The part most people skip is the hypothesis. They just kill a pod and watch the fireworks. That’s not chaos engineering. That’s sabotage. The hypothesis is what makes it useful. “If service A goes down, service B should degrade gracefully and return cached results within 500ms.” Now you have something testable. Now you’ll actually learn something when the answer is no.
Start with a game day, not a tool
Forget Chaos Monkey. Forget Gremlin. Forget LitmusChaos. At least for now.
What worked for us was embarrassingly low-tech. We’d pick a Thursday afternoon, gather around a whiteboard, and ask: “What happens if Postgres becomes unreachable for 30 seconds?” Then we’d talk through it. Just talk. Who gets paged? What errors do users see? Does the queue back up? Does it recover automatically or does someone need to SSH in and restart something?
Half the time, the answer was “nobody knows.” That’s the finding. That’s the value. You don’t even need to touch a terminal yet.
When you’re ready to actually inject failures, staging is your friend. We ran our first real experiments there. Killed processes, added latency with tc, dropped DNS. Found out our health checks were lying to us. Found out one service had a retry loop that would hammer a dead dependency 200 times a second. In staging. Before any customer saw it.
The failures that teach you the most
Kill a process. See if it restarts. See if anyone gets alerted. You’d be surprised how many teams discover their alerting doesn’t work during their first chaos experiment. We did.
Add network latency. 100ms, then 500ms, then 2 seconds. Watch what happens to upstream callers. Timeouts configured wrong will cascade faster than you can type kubectl get pods.
# Kill a process, see if your system notices
kill -9 $PID
# Add 100ms latency, see who complains
tc qdisc add dev eth0 root netem delay 100ms
Starve a service of memory or CPU. We had a data ingestion job at the fintech startup that would occasionally eat all available memory on the box. We only discovered this pattern because we simulated it first. Fixed it with proper resource limits before it hit production hard.

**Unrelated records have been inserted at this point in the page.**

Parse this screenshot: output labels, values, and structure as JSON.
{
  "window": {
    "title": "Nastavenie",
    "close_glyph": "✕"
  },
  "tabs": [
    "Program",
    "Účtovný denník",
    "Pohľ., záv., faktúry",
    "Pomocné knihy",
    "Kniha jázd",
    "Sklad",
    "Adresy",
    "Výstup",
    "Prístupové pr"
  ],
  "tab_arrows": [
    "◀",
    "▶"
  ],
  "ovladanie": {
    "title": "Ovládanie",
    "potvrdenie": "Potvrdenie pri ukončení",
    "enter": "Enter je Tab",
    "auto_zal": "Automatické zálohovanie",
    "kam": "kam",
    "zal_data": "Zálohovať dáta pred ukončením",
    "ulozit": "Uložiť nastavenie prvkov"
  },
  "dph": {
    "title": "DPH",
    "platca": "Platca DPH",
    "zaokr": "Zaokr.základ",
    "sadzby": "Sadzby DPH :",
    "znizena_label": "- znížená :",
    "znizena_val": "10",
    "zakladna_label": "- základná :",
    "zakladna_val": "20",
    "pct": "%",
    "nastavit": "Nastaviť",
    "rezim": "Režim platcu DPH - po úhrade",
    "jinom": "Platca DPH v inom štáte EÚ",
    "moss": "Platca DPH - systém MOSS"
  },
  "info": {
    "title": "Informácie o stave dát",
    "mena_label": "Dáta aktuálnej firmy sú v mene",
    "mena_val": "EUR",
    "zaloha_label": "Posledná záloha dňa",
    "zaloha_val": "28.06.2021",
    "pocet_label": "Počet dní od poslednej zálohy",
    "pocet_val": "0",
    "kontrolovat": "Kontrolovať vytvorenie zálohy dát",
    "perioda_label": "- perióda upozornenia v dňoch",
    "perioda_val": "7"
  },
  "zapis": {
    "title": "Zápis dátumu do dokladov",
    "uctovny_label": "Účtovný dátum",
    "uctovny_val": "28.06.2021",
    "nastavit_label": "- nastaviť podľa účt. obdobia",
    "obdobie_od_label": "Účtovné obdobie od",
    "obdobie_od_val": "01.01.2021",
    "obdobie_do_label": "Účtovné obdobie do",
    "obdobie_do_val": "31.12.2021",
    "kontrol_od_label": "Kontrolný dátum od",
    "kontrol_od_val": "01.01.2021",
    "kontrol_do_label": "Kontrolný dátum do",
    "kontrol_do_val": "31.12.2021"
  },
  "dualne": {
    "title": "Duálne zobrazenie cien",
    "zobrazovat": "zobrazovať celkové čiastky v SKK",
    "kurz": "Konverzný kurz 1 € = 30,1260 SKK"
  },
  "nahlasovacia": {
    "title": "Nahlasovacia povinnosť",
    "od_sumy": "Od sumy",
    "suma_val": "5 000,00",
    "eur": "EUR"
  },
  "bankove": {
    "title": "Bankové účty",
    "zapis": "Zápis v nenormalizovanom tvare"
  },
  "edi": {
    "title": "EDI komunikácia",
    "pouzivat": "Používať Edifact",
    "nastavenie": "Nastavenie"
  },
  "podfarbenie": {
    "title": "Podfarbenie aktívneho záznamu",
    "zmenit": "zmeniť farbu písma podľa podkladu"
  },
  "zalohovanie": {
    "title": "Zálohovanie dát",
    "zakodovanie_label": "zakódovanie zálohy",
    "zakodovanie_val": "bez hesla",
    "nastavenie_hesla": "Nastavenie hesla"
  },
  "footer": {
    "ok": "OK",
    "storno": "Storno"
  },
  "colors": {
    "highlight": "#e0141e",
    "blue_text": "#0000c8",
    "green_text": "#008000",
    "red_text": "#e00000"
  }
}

Cut off a dependency. What does your app do when Redis is gone? If the answer is “500 errors for everyone,” you’ve got work to do. If the answer is “falls back to the database, slightly slower,” you’re in good shape.
The only rule: you must be able to stop it
This is non-negotiable. If you can’t kill the experiment in seconds, don’t run it. Blast radius has to be small. Rollback has to be instant. Everyone on the team has to know the experiment is happening.
We had a simple rule: no experiments without a Slack message first, and no experiments that touch more than one service at a time. Boring? Sure. But nobody got surprised, and we never turned a controlled test into a real incident.
Progress looks like: staging first, then one production instance, then a few, then wider. If staging experiments are still surprising you, you’re not ready for production. Stay there. There’s no shame in it.
Make it boring
The goal is for chaos experiments to become routine. Wednesday afternoon, we break something. Thursday morning, we file tickets for what we found. Next week, we verify the fixes. Repeat.
The best outcome is when experiments stop being interesting. When you kill a service and everything just… works. Traffic reroutes. Alerts fire. Dashboards light up. Recovery happens automatically. Boring. Beautiful.
That’s resilience. Not hoping things won’t break, but knowing exactly what happens when they do. Any team can get there. You just have to be willing to break things on purpose first.